Most people pay their car insurance bill every month or four times a year. Sometimes that auto insurance bill is exorbitant, but your payment to the insurance company is a contract of sorts. Think about this way: you are paying your insurance company to insure you through the good times and the bad times. The insurance company cannot suddenly drop you, fail to pay the bills, or decide not to defend you if you are in an accident and/or sued. The fact that they may have to settle a high bill does not give them the right to fail to defend you. This decision was settled over fifteen years ago with Mesmer v. MAIF in Maryland. You need to know your rights when it comes to your insurance company, your policy, and the company’s possible failure to defend your interests. If you find your insurance company untrustworthy or they have decided to drop you in a time when you’re most vulnerable, it’s time to look elsewhere. You’d benefit from looking at an insurance quote to find a company that you trust.
There is a clear rule concerning remedies for the insured when an insurance company wrongfully fails to provide a legal defense. The penalties for an insurance company are strict. This is true regardless of whether it is a business insurance, automobile insurance, EPLI insurance, E&O insurance, Directors and officers insurance, or Commercial General Liability policy for a business, the principles are the same and our law firm has drafted dozens of lawsuits against insurance companies for failure to defend with successful results.
An insurance company can and should be obligated to follow through with the maximum policy limit and attorney fees, if their failure to defend is determined wrongful by the legal system. Mesmer v. MAIF is evidence of wrongful failure to defend by an insurance company. The highest court of Maryland determined that a failure to defend is a breach of contract only, and the awarded damages are limited to the actual insurance policy limits in addition to the attorney fees and court expense from defending the suit.
The MAIF Insurance Policy Details
In Mesmer v. MAIF, the insured bought an auto policy from the Maryland Automobile Insurance Fund, also known as MAIF, for her daughter and herself. On the original car insurance policy issued by MAIF both the insured and her daughter were listed as operators of the automobile, a 1981 Buick. Thereafter the insured got a new car that was titled under her boyfriend’s name. As directed, she notified MAIF of the new car purchase and requested the necessary policy changes and adjustments. She and her daughter were both to still be included with the new car insurance plan issued by MAIF.
A new policy was then created and listed by MAIF, but it stated that the insured’s daughter was the primary driver of the new automobile. The daughter then got into an automobile accident and it was determined that she was operating the vehicle in a negligent fashion at the time of the accident. The other driver, Peggy Lyons, was injured in the automobile accident. She filed suit for damages arising from the automobile accident.
When MAIF investigated Ms. Lyon’s claim, they determined that the insured was not the owner of the vehicle (the boyfriend held the title), as the policy had stated. They then declared the automobile policy null and void and also refused to defend the daughter of the insured (who was on the policy).

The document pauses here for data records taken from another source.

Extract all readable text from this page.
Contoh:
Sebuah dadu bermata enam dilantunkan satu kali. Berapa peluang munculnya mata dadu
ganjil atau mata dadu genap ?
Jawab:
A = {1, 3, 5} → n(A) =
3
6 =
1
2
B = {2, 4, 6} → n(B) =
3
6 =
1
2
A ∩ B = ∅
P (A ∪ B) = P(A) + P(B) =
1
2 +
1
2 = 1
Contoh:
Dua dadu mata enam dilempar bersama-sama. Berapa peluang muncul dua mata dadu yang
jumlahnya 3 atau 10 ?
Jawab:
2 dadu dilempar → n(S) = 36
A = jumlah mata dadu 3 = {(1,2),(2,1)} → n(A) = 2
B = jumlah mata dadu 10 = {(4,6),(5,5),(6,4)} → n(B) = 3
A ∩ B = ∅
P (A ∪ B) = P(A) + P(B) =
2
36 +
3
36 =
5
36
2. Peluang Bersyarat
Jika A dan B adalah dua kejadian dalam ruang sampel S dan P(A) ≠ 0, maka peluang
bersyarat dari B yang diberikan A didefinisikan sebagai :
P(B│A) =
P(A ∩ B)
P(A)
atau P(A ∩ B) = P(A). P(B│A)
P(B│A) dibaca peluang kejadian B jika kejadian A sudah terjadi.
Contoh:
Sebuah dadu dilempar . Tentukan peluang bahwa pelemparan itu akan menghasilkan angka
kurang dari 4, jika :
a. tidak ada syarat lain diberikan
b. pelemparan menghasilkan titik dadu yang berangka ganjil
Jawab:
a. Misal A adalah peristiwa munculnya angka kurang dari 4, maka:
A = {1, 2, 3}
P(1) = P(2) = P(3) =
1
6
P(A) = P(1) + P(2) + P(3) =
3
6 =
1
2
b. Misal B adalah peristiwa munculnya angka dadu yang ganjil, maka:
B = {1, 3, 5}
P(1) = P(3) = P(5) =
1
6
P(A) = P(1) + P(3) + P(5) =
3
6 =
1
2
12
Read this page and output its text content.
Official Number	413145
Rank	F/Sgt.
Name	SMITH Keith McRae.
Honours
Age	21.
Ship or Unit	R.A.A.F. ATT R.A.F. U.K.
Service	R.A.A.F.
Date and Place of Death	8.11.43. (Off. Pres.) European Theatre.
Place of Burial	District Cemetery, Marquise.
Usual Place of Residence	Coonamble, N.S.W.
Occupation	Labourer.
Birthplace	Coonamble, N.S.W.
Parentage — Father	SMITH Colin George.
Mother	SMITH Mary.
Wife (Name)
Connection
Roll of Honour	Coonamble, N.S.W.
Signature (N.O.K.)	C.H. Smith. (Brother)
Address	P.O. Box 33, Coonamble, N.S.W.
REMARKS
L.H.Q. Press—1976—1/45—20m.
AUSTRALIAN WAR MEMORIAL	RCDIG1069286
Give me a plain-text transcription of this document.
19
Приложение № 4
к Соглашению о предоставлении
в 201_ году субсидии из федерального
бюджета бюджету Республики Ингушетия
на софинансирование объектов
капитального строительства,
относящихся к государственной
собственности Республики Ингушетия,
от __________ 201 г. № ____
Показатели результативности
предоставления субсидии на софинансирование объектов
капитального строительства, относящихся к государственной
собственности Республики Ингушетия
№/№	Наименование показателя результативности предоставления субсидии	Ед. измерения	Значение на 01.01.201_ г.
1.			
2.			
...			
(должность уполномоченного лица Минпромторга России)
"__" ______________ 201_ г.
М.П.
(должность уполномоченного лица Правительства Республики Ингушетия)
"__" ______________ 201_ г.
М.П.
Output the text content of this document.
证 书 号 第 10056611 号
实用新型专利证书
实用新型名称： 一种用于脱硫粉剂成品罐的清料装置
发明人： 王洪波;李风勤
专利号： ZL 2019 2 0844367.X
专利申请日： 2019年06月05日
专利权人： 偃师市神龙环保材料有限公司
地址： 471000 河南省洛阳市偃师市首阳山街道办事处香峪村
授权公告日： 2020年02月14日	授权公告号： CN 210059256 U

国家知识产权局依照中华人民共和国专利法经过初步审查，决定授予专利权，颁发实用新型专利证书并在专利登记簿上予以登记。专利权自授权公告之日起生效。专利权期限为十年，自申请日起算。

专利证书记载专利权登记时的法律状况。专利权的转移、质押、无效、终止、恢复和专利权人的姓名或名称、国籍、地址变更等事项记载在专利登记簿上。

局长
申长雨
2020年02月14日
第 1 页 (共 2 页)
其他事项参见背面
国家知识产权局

The Court Case and Determinations
A trial took place and a jury then submitted judgment against the daughter to the tune of $ 19,563,203.00 for Ms. Lyons. The daughter was stuck with a large debt that she felt was unfair and then decided to join with the plaintiff in the underlying tort suit against the Maryland Automobile Insurance Fund. They filed a declaratory judgment against the Maryland Automobile Insurance Fund hoping and seeking to recover the whole sum of the judgment as well as any costs associated with the underlying suit.
The court determined that Maryland Automobile Insurance Fund failed on its duty to defend their insured client and this was deemed a breach of contract. However, the award was for the $20,000.00 policy limit and legal fees only. The $19,563,203.00 was not included in the reward.
Then the Court of Appeals Ruling
The affirmation from the Maryland Court of Appeals quickly followed the appeals case stating the insurer had failed to defend their rightful customer in the court of law. The Maryland Court of Appeals declared the grounds that the company said there was no valid insurance policy a breach of contract.
The Maryland Court of Appeals was very careful to distinguish in its ruling between the breach of contract (lack of defense) and those claims that arose from tort action (the $ 19,563,203.00). The court stated, “It is when the [insurer] has proceeded on the basis that a contractual obligation exists, has undertaken that obligation, and has undertaken it with violation of the appropriate standard of care, that the plaintiff may, in some circumstances maintain a tort action.” In layman’s terms, the automobile insurance company’s failure to provide a legal support team will give rise to the tort action. However, when the insurance company declines coverage and refuses to defend there is no independent tort duty. So the maximum recovery amount for the insuree is the limit of the policy plus attorney fees. The total amount awarded was $ 20,000.00 from the policy and $ 9,673.95 for payment for the defense team.
What This Means to You
This case gives clarification concerning options available to the insured when the insurance company wrongfully fails to provide an insurer’s defense. This precedence makes sure that the insurance company treats its customers fairly and appropriately. You may want to get out your car insurance paperwork and make sure all of the information on the policy is up to date and is correct. Checking your information may save you a lengthy court battle.